SOME interest groups have criticised the N2b emergency relief fund at the behest of the state government saying it was a far cry from the huge amount needed to wipe the tears of the victims.

But the state Commissioner for Information, Mr. Gbenga Omotosho, while shedding light on it said it was only meant to provide some form of succor to the victims, and not to compensate them for the losses suffered.

He added that the key issue should not be about naira and kobo, as whatever amount the state government puts down or generates cannot pay for the lives that were lost in the explosion.


Omotosho, who said the state government was already providing some support to the victims explained: “Some of the victims have been taken to an Internally Displaced Persons (IDP) centre, and counsellors have been sent to counsel them, and the committee set up by the government is meeting. So, there is immediate relief for them, but in terms of naira and kobo, let us not just look at it from that perspective. This aside, many companies have been coming to say that they would like to help and I hope we are going to meet the target. But do not let us look at it in terms of naira and kobo only.”

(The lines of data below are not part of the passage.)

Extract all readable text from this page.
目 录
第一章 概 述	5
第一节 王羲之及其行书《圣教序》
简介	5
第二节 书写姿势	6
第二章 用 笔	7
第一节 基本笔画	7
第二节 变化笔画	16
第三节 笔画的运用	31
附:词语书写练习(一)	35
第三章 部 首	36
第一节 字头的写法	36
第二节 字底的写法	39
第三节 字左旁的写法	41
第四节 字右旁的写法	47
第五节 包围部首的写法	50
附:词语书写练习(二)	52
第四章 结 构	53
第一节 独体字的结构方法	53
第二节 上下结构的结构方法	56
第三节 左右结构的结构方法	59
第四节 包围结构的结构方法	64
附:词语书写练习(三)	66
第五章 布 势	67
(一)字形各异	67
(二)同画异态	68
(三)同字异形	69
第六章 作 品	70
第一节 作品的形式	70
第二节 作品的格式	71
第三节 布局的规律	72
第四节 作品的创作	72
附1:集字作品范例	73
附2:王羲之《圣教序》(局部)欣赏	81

On why the state government resorted to crowdfunding to raise the targeted sum, Omotosho said, “it is the normal thing all over the world when an incident like this happens because no government can handle things like this alone.


“This is bigger than what Lagos can handle; it is unbudgeted for; it is a disaster; it is a calamity, and since we are currently fighting Coronavirus, we did not budget for it. So, this comes to you, and you have schools and houses to build for people. So, it is bigger than what Lagos can handle on its own.”

On what package the Federal Government delegation to the state, led by the Minister of Humanitarian Affairs, Disaster Management and Social Development, Sadiya Farouq handed the state, Omotoso said the state government has not got any specific thing from the Federal Government, but the mere fact that the minister came on behalf of the President shows that it cares about Lagosians and what they are going through at this time.